富士フイルム系が実施、各領域の専門医と共同で症例を集める
イヌの脊髄疾患、17年度にも再生医療で臨床研究

併設施設にはクリーンベンチが設置され、細胞培養を行う(富士フイルム提供)

 富士フイルムとアニコムホールディングスが設立したセルトラスト・アニマル・セラピューティクス(東京都新宿区、牧野快彦社長)は2017年度中にも、イヌの脊髄疾患の再生医療で臨床研究を始める。運営する動物再生医療センター病院(横浜市中区)を通じて実施する。すでに研究を開始している骨折や関節炎などイヌの疾患研究と合わせ、各領域の専門医と共同で症例を集めるなどして研究を本格化する。

 実施する予定の再生医療は、皮下脂肪由来の間葉系幹細胞(MSC)を用いた「細胞治療」。健康な個体から取り出して培養したMSCを動物に投与し、治療をする。自己免疫力の回復や、炎症を抑える効果が期待される。

 同院では乾性角結膜炎や、関節炎、慢性腸炎、骨折で臨床研究を開始している。研究は同院の倫理委員会で審議され、必ずオーナーの同意を得ることや、動物に苦痛を与えないことを定める。

 同院の細胞治療に使う細胞は、品質を保証するため、培養方法やチェック項目などを整備し、3月にルールを確立。培養室にはエアシャワーを浴びて入室するなど、管理体制を徹底した。また細胞培養施設を併設しており、保有できる細胞で約100匹に対応可能だ。

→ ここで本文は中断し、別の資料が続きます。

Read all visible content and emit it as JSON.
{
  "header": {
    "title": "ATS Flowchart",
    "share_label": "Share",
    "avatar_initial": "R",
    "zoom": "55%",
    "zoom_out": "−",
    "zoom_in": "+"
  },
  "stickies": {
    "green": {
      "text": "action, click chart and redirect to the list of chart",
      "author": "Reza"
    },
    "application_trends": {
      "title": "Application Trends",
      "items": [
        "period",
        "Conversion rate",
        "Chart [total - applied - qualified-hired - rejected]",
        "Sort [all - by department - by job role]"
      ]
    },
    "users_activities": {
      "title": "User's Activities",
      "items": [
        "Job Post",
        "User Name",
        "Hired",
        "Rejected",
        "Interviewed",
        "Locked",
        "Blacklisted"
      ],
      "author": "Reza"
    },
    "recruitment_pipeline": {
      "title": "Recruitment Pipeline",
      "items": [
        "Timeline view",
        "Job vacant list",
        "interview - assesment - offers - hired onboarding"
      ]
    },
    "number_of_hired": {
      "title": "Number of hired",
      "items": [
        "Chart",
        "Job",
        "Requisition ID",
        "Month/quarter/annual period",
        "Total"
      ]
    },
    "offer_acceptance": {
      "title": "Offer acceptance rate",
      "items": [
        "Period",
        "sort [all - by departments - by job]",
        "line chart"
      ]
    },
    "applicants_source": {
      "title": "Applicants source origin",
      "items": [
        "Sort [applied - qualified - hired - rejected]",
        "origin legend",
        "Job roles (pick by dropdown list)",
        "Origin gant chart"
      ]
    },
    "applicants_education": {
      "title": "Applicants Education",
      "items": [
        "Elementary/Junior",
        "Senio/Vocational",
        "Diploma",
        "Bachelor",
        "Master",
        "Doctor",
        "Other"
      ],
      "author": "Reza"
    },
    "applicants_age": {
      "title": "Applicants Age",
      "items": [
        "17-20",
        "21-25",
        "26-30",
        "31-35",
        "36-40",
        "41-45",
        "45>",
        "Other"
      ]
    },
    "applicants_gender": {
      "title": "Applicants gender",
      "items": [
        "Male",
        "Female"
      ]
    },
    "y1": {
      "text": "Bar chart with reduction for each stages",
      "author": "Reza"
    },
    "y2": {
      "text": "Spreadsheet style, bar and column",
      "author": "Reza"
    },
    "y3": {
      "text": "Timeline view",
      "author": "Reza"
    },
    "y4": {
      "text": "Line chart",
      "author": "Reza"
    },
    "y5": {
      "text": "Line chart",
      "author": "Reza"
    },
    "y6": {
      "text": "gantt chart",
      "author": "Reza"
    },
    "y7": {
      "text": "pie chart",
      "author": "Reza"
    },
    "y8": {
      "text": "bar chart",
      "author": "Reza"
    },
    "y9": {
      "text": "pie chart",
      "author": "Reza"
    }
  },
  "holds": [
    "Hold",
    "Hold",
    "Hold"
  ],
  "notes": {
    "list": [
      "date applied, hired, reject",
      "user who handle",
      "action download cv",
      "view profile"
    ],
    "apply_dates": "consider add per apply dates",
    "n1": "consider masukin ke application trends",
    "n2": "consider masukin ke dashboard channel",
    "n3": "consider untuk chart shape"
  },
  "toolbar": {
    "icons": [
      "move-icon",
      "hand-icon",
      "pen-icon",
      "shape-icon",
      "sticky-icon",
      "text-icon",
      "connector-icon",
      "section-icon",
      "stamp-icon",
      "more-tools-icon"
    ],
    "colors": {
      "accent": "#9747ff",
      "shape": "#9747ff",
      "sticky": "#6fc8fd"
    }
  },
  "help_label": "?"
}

 今後は細胞治療の手順を確立し、同院から町の動物病院へ医療用細胞を提供するなど、より多くのペットオーナーが細胞治療を選択できるシステムの構築を狙う。
日刊工業新聞2017年8月10日
明豊
明豊 Ake Yutaka 取締役デジタルメディア事業担当
現在、動物への再生医療には法規制がない。ハードルの低さによって一般の動物病院での成果が報告されている一方、施設の設備や手順などは医療機関ごとにばらつきがあり、治療効果の検証が不十分だった。